Weight of the Earth
The Tape Journals of David Wojnarowicz
184 pp., 5 x 8 in, 20 b&w illus.
- Published: July 17, 2018
Audio journals that document Wojnarowicz's turbulent attempts to understand his anxieties and passions, and tracking his thoughts as they develop in real time.
In these moments I hate language. I hate what words are like, I hate the idea of putting these preformed gestures on the tip of my tongue, or through my lips, or through the inside of my mouth, forming sounds to approximate something that's like a cyclone, or something that's like a flood, or something that's like a weather system that's out of control, that's dangerous, or alarming.... It just seems like sounds that have been uttered back and forth maybe now over centuries. And it always boils down to the same meaning within those sounds, unless you're more intense uttering them, or you precede them or accompany them with certain forms of violence.
—from The Weight of the Earth
Artist, writer, and activist David Wojnarowicz (1954–1992) was an important figure in the downtown New York art scene. His art was preoccupied with sex, death, violence, and the limitations of language. At the height of the AIDS epidemic, Wojnarowicz began keeping audio journals, returning to a practice he'd begun in his youth.The Weight of the Earth presents transcripts of these tapes, documenting Wojnarowicz's turbulent attempts to understand his anxieties and passions, and tracking his thoughts as they develop in real time.

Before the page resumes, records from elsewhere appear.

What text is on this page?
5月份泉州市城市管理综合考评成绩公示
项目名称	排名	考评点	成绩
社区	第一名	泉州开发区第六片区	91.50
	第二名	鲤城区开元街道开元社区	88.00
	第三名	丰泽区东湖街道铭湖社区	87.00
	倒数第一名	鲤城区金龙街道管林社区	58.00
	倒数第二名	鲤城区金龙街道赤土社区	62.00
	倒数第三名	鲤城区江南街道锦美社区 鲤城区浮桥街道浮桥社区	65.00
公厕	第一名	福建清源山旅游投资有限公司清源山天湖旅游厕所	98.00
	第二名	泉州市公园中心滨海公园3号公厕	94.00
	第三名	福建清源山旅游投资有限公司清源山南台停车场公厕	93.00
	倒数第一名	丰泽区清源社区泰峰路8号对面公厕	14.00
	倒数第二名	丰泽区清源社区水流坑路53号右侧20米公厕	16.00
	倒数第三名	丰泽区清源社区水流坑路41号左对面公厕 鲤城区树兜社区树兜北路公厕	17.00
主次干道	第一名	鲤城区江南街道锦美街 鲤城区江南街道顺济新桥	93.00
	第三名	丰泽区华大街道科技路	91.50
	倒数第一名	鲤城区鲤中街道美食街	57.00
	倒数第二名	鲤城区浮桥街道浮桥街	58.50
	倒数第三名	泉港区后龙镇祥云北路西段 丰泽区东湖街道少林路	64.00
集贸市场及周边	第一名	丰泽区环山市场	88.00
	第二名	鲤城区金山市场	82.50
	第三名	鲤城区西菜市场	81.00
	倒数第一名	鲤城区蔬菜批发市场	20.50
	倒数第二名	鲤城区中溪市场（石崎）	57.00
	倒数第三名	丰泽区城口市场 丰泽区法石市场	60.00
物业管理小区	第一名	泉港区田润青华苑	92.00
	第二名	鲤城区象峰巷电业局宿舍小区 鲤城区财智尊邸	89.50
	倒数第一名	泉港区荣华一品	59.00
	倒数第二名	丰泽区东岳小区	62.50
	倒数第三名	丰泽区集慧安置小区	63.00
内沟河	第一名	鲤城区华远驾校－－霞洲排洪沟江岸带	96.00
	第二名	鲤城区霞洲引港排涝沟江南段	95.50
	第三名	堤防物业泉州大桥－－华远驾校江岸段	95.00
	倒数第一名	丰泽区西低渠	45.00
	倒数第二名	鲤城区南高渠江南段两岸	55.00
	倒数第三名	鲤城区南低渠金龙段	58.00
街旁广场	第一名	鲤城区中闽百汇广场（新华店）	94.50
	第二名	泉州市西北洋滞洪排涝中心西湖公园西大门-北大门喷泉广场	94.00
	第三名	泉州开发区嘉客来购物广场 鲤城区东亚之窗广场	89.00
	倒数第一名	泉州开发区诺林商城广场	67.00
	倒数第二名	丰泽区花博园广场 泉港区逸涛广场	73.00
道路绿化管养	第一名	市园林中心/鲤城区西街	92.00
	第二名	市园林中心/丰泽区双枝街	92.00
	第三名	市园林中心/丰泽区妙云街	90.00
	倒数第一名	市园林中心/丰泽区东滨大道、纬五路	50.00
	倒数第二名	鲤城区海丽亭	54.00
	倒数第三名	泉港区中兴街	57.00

In these taped diaries, Wojnarowicz talks about his frustrations with the art world, recounts his dreams, and describes his rage, fear, and confusion about his HIV diagnosis. Primarily spanning the years 1987 and 1989, recorded as Wojnarowicz took solitary road trips around the United States or ruminated in his New York loft, the audio journals are an intimate and affecting record of an artist facing death. By turns despairing, funny, exalted, and angry, this volume covers a period largely missing from Wojnarowicz's written journals, providing us with an essential new record of a singular American voice.
There's a small and enviable group of visual artists whose work with the written word is every bit as impressive as their more well-known artistic expression. That's certainly the case with David Wojnarowicz, whose vital and impassioned works blended the personal and political to a stunning extent... With a major retrospective of Wojnarowicz's artwork opening at the Whitney next month, and given that many of his concerns about art, society, and governmental inaction remain all too relevant today, the time is right to experience his work—and The Weight of the Earth is a particularly direct way to do so.
....offers readers a unique perspective on the artist's inner life; it also sheds light on the daily life of individuals living with the threat of a deadly disease.